Various contracts for L2 to interact with the L1:

  • OptimismPortal: A feed of L2 transactions which originated as smart contract calls in the L1 state.
  • Batch inbox: An L1 address to which the Batch Submitter submits transaction batches.
  • L2 output oracle: A smart contract that stores L2 output roots for use with withdrawals and fault proofs.

Optimism components

How to deposit?

How to withdraw?

Feedback to Optimism's Documentation

Understanding the OP stack can be challenging due to a number of factors. One such factor is the numerous components that are referred to multiple times with slightly different names in code and documentation. For example, the terms "op-batcher" and "batch-submitter" / "verifiers" and "validators" may be used interchangeably, leading to confusion and difficulty in understanding the exact function of each component.
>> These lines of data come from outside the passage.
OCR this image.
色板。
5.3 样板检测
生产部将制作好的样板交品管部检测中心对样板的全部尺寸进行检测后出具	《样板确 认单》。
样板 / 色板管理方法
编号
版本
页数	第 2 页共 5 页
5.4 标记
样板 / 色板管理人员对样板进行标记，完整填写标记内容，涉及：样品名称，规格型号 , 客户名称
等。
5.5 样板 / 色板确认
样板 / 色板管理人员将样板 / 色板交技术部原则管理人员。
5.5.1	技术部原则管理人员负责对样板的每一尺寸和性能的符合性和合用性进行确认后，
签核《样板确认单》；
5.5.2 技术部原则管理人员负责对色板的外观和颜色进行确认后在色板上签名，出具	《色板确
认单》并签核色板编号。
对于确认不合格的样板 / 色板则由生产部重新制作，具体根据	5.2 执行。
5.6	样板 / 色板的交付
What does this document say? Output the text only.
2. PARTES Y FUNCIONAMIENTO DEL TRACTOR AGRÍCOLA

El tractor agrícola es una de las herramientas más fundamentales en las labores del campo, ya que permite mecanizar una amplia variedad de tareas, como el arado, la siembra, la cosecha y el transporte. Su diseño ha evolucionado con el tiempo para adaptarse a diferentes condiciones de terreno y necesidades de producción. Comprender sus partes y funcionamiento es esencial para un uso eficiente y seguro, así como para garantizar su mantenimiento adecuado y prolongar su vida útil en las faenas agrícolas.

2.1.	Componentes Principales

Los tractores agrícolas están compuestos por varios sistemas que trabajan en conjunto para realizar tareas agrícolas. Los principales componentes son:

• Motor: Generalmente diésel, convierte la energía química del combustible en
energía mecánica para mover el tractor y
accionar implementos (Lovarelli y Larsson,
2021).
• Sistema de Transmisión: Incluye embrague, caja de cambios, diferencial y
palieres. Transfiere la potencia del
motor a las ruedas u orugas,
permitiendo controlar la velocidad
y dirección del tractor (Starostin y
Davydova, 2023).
Another challenge in understanding the OP stack is the evolving architecture, which may result in some design elements becoming deprecated over time. Unfortunately, the documentation may not always be updated to reflect these changes. This can lead to further confusion and difficulty in understanding the system, as users may be working with outdated or inaccurate information.

To overcome these challenges, it is important to carefully review all available documentation, to keep concepts consistently across places, and to stay up-to-date with any changes or updates to the OP stack. This may require additional research and collaboration with other users or developers, but it is essential in order to fully understand and effectively utilize this complex system.